Keeping Kids Safe Online

The New Wild West

The world wide web is a good thing, mostly. We can connect with long-distance family, order all of our Christmas gifts at the last minute with two-day guaranteed shipping, look up our medical symptoms to see if we've got some rare disease or the common cold, get our kids math tutoring for free, and so much more. Convenience with a click. The convenient factor isn't limited to the good parts, though.

My 15-year-old son is fortunate to have a school with a Cyber Patriot program that teaches participating students cyber security. This is his second year participating, and his school's teams are pretty competitive in the national competition. While I've taught myself a few HTML coding tricks, my teenage sons can run circles around me. This is the world in which we live--one where our kids are running full speed ahead of us. 

In the Cyber Patriot program my son is learning about the dangers in the cyber world. He recently told me, "Mom, the internet is the darkest corner of society." He's right. The internet gives people a false mask. Hiding behind the screen seems to provide criminals anonymity, an extra layer of protection against accountability. It's the perfect setting for criminal activity.

It's interesting that, as parents, we make our kids wear helmets, knee pads, and elbow guards to ride their bikes down the street, but then we give them electronic devices without any guards and release them into the Wild West Web, isn't it? Whether we see the danger or not, it's real. So, below are some tips, tools, and resources we can use to protect and arm our kids against online crime.

Internet Crimes Against Children - The Statistics


The United States Department of Justice conducted a survey in 2001 (you can find the original publication here), and while the information is now 15 years old, the results of that survey are sobering.
  • One in 5 youth received a sexual approach or solicitation over the Internet that year. 
  • One in 33 youth received an aggressive sexual solicitation that year.
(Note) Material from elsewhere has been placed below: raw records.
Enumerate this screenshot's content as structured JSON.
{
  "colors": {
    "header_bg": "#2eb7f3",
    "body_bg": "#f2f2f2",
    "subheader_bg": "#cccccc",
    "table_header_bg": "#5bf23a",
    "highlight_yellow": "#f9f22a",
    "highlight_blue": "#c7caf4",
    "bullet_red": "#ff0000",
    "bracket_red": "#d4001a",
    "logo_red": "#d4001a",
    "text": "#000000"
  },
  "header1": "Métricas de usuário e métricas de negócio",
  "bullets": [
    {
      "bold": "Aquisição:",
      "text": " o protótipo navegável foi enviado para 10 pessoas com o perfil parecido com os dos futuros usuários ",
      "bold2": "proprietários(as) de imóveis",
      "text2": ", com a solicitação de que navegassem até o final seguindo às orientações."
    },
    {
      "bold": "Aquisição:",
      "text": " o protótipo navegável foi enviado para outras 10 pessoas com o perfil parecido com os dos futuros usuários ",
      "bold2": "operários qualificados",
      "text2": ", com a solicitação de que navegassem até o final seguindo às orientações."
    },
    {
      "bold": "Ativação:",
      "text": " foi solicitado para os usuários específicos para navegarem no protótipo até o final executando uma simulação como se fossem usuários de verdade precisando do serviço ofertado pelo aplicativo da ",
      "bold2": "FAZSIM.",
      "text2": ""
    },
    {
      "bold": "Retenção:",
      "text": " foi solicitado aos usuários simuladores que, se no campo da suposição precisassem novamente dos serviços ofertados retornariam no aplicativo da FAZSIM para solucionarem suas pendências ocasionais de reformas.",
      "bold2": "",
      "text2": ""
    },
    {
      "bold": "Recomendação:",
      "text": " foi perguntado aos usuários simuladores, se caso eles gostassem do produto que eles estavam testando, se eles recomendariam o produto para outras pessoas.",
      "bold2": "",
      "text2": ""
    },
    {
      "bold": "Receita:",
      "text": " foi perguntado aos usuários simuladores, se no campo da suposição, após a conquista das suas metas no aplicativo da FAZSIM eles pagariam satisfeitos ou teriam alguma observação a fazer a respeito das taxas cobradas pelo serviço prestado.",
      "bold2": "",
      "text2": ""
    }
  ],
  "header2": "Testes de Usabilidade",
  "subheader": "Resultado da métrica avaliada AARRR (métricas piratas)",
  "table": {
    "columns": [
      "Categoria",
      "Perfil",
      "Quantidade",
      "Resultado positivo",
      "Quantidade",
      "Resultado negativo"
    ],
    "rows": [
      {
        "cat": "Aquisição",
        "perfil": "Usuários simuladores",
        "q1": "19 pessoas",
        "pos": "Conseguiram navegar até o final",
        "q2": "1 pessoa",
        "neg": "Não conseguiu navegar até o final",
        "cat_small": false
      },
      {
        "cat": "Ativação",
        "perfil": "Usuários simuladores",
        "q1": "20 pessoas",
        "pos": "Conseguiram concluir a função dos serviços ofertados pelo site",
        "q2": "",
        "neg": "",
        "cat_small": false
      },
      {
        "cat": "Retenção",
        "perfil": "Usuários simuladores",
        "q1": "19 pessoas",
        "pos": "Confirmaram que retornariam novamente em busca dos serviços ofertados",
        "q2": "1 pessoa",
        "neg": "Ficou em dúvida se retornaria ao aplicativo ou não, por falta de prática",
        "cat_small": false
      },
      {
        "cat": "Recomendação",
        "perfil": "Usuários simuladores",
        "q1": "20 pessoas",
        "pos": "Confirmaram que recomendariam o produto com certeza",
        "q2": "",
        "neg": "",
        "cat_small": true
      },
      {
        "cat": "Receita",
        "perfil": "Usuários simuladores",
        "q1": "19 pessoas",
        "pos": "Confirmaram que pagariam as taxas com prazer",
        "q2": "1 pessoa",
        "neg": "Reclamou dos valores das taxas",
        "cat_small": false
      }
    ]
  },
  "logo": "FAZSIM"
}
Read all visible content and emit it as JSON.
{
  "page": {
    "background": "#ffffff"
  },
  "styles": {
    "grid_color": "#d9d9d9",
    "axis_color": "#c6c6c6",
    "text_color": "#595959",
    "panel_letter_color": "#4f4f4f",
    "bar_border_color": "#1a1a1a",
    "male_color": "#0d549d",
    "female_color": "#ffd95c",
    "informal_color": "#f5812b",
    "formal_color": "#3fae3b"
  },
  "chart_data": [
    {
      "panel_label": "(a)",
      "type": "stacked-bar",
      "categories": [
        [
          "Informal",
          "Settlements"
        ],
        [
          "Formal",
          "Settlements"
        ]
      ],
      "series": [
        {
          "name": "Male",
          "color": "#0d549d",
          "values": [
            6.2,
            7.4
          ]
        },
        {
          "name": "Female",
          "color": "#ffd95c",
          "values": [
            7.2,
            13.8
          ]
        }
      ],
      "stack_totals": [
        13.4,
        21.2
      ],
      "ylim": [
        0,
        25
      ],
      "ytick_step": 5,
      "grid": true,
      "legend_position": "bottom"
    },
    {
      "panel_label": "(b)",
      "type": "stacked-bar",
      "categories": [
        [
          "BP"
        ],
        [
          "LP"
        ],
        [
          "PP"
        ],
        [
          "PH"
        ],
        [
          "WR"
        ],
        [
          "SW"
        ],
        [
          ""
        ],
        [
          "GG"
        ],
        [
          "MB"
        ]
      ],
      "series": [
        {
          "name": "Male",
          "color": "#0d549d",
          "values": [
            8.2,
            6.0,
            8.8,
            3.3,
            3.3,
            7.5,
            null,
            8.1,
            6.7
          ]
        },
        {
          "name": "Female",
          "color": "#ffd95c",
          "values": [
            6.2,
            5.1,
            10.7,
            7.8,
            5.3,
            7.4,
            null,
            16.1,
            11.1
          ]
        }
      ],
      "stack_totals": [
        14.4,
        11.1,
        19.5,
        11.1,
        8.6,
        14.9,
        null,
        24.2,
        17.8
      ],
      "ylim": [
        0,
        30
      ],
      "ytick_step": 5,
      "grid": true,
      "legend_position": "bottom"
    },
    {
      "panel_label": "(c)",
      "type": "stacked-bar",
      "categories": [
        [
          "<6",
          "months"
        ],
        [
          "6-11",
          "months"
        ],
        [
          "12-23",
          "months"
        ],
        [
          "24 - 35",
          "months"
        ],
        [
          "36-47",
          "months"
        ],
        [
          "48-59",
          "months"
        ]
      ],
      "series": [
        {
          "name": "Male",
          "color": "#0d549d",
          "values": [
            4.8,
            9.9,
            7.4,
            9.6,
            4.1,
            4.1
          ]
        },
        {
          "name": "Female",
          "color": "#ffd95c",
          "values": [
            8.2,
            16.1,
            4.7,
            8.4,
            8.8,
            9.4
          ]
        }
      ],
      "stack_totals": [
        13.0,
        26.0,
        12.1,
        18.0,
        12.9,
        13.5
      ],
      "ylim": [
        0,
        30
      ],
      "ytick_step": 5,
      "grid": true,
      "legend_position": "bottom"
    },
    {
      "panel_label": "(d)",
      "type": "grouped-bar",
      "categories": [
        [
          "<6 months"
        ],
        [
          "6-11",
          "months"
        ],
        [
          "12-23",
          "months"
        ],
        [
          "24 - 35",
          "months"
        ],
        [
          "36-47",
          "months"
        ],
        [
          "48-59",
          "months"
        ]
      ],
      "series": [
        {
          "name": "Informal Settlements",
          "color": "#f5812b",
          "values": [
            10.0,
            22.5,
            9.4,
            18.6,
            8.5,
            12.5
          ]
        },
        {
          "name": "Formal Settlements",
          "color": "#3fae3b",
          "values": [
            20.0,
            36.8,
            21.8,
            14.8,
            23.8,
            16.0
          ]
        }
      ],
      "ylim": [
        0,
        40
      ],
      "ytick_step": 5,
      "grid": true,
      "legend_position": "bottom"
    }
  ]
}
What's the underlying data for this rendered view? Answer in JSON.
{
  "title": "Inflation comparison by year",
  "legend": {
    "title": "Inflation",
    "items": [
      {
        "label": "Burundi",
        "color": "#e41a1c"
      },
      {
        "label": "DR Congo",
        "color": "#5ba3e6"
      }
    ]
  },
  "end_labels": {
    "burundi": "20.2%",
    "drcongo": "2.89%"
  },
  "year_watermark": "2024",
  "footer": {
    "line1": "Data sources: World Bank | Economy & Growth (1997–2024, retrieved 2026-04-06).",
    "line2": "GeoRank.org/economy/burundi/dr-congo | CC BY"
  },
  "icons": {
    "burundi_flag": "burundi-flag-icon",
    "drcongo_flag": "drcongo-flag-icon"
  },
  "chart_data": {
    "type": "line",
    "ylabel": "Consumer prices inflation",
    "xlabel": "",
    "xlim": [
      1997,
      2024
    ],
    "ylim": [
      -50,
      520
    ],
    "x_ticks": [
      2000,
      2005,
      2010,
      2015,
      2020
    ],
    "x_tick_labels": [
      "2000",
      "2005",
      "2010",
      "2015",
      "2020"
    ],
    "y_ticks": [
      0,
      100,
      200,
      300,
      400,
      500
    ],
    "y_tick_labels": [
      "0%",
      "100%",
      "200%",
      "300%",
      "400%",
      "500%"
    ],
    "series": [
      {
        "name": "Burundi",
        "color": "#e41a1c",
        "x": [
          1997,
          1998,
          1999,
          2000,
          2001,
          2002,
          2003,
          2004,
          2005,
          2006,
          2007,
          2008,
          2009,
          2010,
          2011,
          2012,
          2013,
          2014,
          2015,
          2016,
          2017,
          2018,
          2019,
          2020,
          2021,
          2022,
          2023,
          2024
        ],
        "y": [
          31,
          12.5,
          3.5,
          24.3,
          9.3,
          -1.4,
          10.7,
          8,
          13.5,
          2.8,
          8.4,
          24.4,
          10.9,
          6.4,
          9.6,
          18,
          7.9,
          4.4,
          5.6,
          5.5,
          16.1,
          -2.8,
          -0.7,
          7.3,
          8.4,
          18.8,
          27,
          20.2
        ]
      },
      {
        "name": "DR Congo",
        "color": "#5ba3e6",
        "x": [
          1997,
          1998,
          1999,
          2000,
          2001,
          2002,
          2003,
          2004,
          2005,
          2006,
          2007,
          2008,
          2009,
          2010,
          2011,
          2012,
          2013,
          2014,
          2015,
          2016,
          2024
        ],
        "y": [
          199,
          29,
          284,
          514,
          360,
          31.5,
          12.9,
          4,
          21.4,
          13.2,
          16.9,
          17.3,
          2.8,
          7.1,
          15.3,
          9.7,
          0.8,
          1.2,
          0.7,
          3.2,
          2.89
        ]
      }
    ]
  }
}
This means a predator asked a young person to meet somewhere, called a young person on the phone, and/or sent the young person correspondence, money, or gifts through the U.S. Postal Service. 
  • One in 4 youth had an unwanted exposure to pictures of naked people or people having sex. 
  • One in 17 youth was threatened or harassed over the course of the year.
  • Most young people who reported these incidents were not very disturbed about them, but a few found them distressing. 
  • Only a fraction of all episodes was reported to authorities such as the police, an Internet service provider, or a hotline. 
  • About 25 percent of the youth who encountered a sexual approach or solicitation told a parent. 
  • Almost 40 percent of those reporting an unwanted exposure to sexual material told a parent. 
  • Only 17 percent of youth and 11 percent of parents could name a specific authority, such as the Federal Bureau of Investigation (FBI), CyberTipline, or an Internet service provider, to which they could report an Internet crime, although more indicated they were vaguely aware of such authorities. 
  • In households with home Internet access, one-third of parents said they had filtering or blocking software on their computers.




Did you gift your kids new electronics for the holidays? Visit Common Sense Media and read "The Essential Apps Guide" to learn about apps that can keep your kids' electronics safe.


Teach your kids about safe civil use of the web by checking out Connect Safely. You'll find links on use of Snapchat and other Social Media sites, guides to help your kids filter through fake online news, guides to teach your kids about data privacy, and much, much more.